Formatted this way to validate words:

if (dictionary["apple"]){
    //word is valid
}

      

The problem is that this giant parsed object is causing the DOM to freeze significantly.

How can I load my data structure in such a way that I can parse it piece by piece? How can I store / load my data structure so that the DOM can handle it without hovering?

+3


source to share


2 answers


Write your JS file in the form

var words = JSON.parse('{"aardvark": "aardvark", ...}');

      

Parsing JSON will be orders of magnitude faster than a JS parser.

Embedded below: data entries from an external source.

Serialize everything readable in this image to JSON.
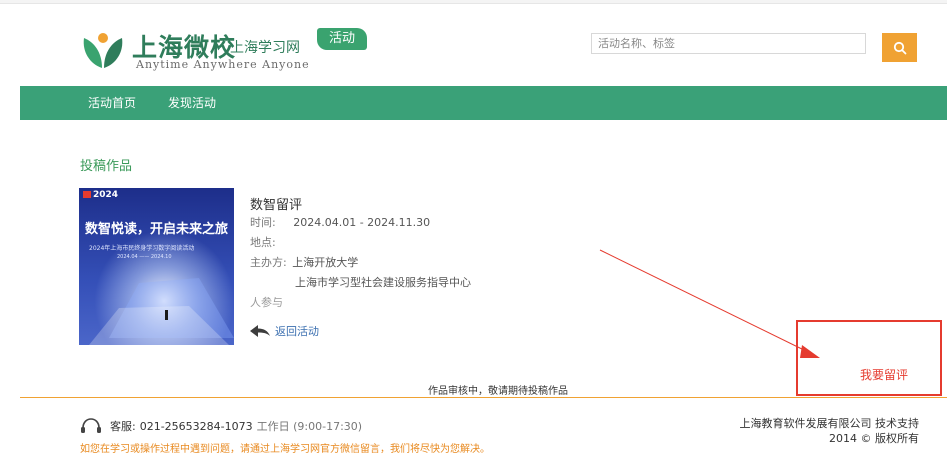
{
  "header": {
    "logo_title": "上海微校",
    "logo_subtitle": "上海学习网",
    "logo_badge": "活动",
    "logo_tagline": "Anytime  Anywhere  Anyone",
    "search_placeholder": "活动名称、标签",
    "search_icon": "magnifier-icon",
    "accent_color": "#f0a233"
  },
  "nav": {
    "items": [
      {
        "label": "活动首页"
      },
      {
        "label": "发现活动"
      }
    ],
    "bg_color": "#3aa178"
  },
  "main": {
    "section_title": "投稿作品",
    "poster": {
      "year": "2024",
      "headline": "数智悦读，开启未来之旅",
      "caption": "2024年上海市民终身学习数字阅读活动",
      "dates": "2024.04 —— 2024.10"
    },
    "activity": {
      "title": "数智留评",
      "time_label": "时间:",
      "time_value": "2024.04.01 - 2024.11.30",
      "place_label": "地点:",
      "organizer_label": "主办方:",
      "organizers": [
        "上海开放大学",
        "上海市学习型社会建设服务指导中心"
      ],
      "participants": "人参与",
      "back_label": "返回活动"
    },
    "comment_button": "我要留评",
    "review_note": "作品审核中，敬请期待投稿作品",
    "annotation_color": "#e53b2f"
  },
  "footer": {
    "service_label": "客服:",
    "service_phone": "021-25653284-1073",
    "service_hours": "工作日 (9:00-17:30)",
    "help_text": "如您在学习或操作过程中遇到问题，请通过上海学习网官方微信留言，我们将尽快为您解决。",
    "support": "上海教育软件发展有限公司 技术支持",
    "copyright": "2014 © 版权所有"
  }
}
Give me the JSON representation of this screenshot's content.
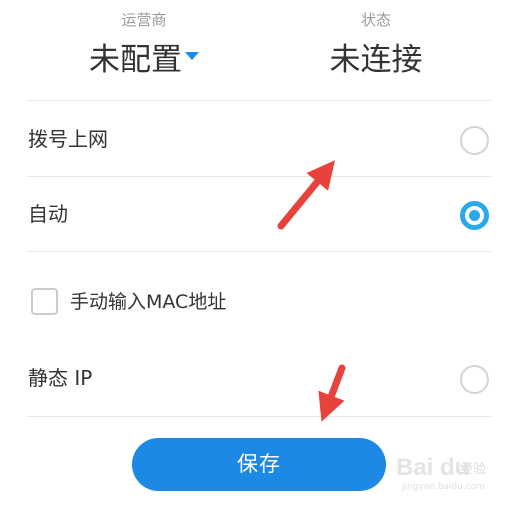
{
  "header": {
    "carrier": {
      "label": "运营商",
      "value": "未配置"
    },
    "status": {
      "label": "状态",
      "value": "未连接"
    }
  },
  "options": [
    {
      "label": "拨号上网",
      "selected": false
    },
    {
      "label": "自动",
      "selected": true
    },
    {
      "label": "静态 IP",
      "selected": false
    }
  ],
  "mac": {
    "label": "手动输入MAC地址",
    "checked": false
  },
  "save": {
    "label": "保存"
  },
  "watermark": {
    "brand": "Bai du",
    "sub": "经验",
    "url": "jingyan.baidu.com"
  },
  "colors": {
    "accent": "#1e88e5",
    "radio_on": "#29a8ea",
    "arrow": "#e8423d",
    "divider": "#e6e6e6"
  }
}
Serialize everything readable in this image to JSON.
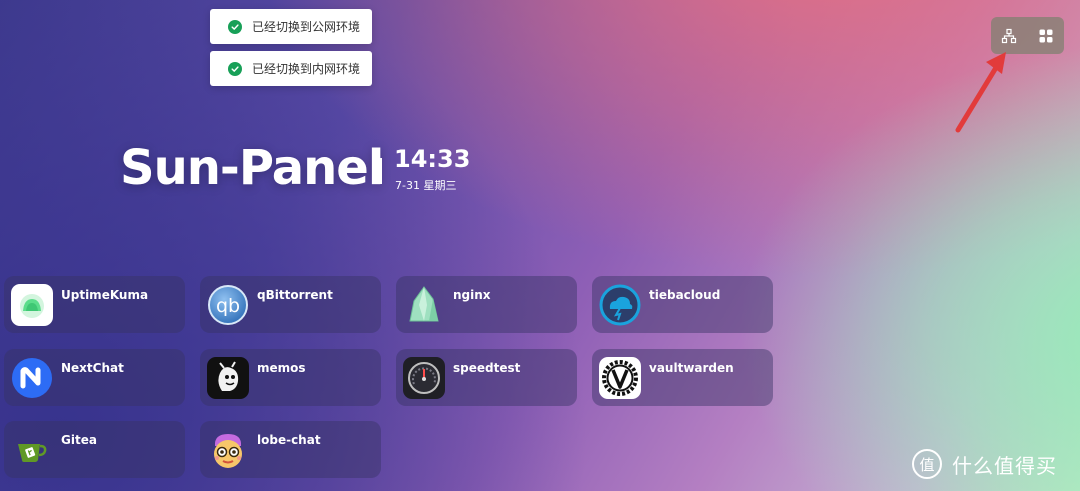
{
  "notifications": [
    {
      "text": "已经切换到公网环境"
    },
    {
      "text": "已经切换到内网环境"
    }
  ],
  "toolbar": {
    "buttons": [
      {
        "name": "network-switch",
        "icon": "network-icon"
      },
      {
        "name": "app-grid",
        "icon": "grid-icon"
      }
    ]
  },
  "header": {
    "title": "Sun-Panel",
    "time": "14:33",
    "date": "7-31 星期三"
  },
  "apps": [
    {
      "name": "UptimeKuma",
      "icon": "uptimekuma-icon"
    },
    {
      "name": "qBittorrent",
      "icon": "qbittorrent-icon"
    },
    {
      "name": "nginx",
      "icon": "nginx-icon"
    },
    {
      "name": "tiebacloud",
      "icon": "tiebacloud-icon"
    },
    {
      "name": "NextChat",
      "icon": "nextchat-icon"
    },
    {
      "name": "memos",
      "icon": "memos-icon"
    },
    {
      "name": "speedtest",
      "icon": "speedtest-icon"
    },
    {
      "name": "vaultwarden",
      "icon": "vaultwarden-icon"
    },
    {
      "name": "Gitea",
      "icon": "gitea-icon"
    },
    {
      "name": "lobe-chat",
      "icon": "lobe-chat-icon"
    }
  ],
  "watermark": {
    "text": "什么值得买"
  },
  "colors": {
    "success": "#18a058",
    "arrow": "#e23b3b"
  }
}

The actual search will be approximately 0.01ms according to my measurements.



Background

There are several aspects to consider when analyzing performance in this situation, including load throughput, parsing, preprocessing, or memory creation and retrieval if necessary. In this case, all other performance issues are overwhelmed by JS parsing time, which can be up to 10 seconds for a 120K input hash. When downloading from a server, the 2.5MB size can be an issue, but it will shrink to 20% of its original size. In terms of search performance, JS hashes are already optimized for fast retrieval; the actual seek time can be less than 0.01 ms, especially for subsequent access to the same key. As far as memory is concerned, there seems to be a couple of ways to optimize this, but most browsers can hold an object of this size without breaking a sweat.

Patricia trie's approach is interesting and mainly deals with memory and bandwidth utilization issues, but in this case they are not the main areas of concern.

+6


source


If you have a lot of words in your list, you can reduce the size of the dictionary using patricia trie . Patricia trie is a special kind of tree that is optimized for finding strings. Basically, each node in a trie is one letter. For example:

var dictionary = {
    'a': {
        '': 1, // a
        'a': {
            '': 1, // aa
            'l': {
                '': 1, // aal
                'ii': 1 // aalii
            },
            'm': 1, // aam
            'ni': 1, // aani
            'r': {
                'd': {
                    'vark': 1, // aardvark
                    'wolf': 1 // aardwolf
                },
                'on': {
                    '': 1, // aaron
                    'ic': 1 // aaronic
                }
            }
        },
    },
}

      

In the above example, I am using an empty string '' (actually a valid property ID!) To denote the end of a word.

You can implement search here:

function isWord_internal(str, dic) {
    var strlen, i, substr, substrlen;
    strlen = str.length;
    for(i = strlen; i > 0; i--) {
        substr = str.slice(0, i);
        substrlen = substr.length;
        if(dic[substr]) {
            if(dic[substr] === 1) {
                if(substrlen === strlen) {
                    return true;
                }
                return false; // end of the line, folks
            }
            if(dic[substr][''] && substrlen === strlen) {
                return true;
            }
            return isWord_internal(str.slice(i), dic[substr]);
        } // else keep going
    }
    // not found
    return false;
}

function isWord(str) {
    return isWord_internal(str, dictionary); // assumes that the dictionary variable exists already
}

      

Since objects are O (log n) hash tables and the algorithm is linear with word size, your performance should be O (n log n).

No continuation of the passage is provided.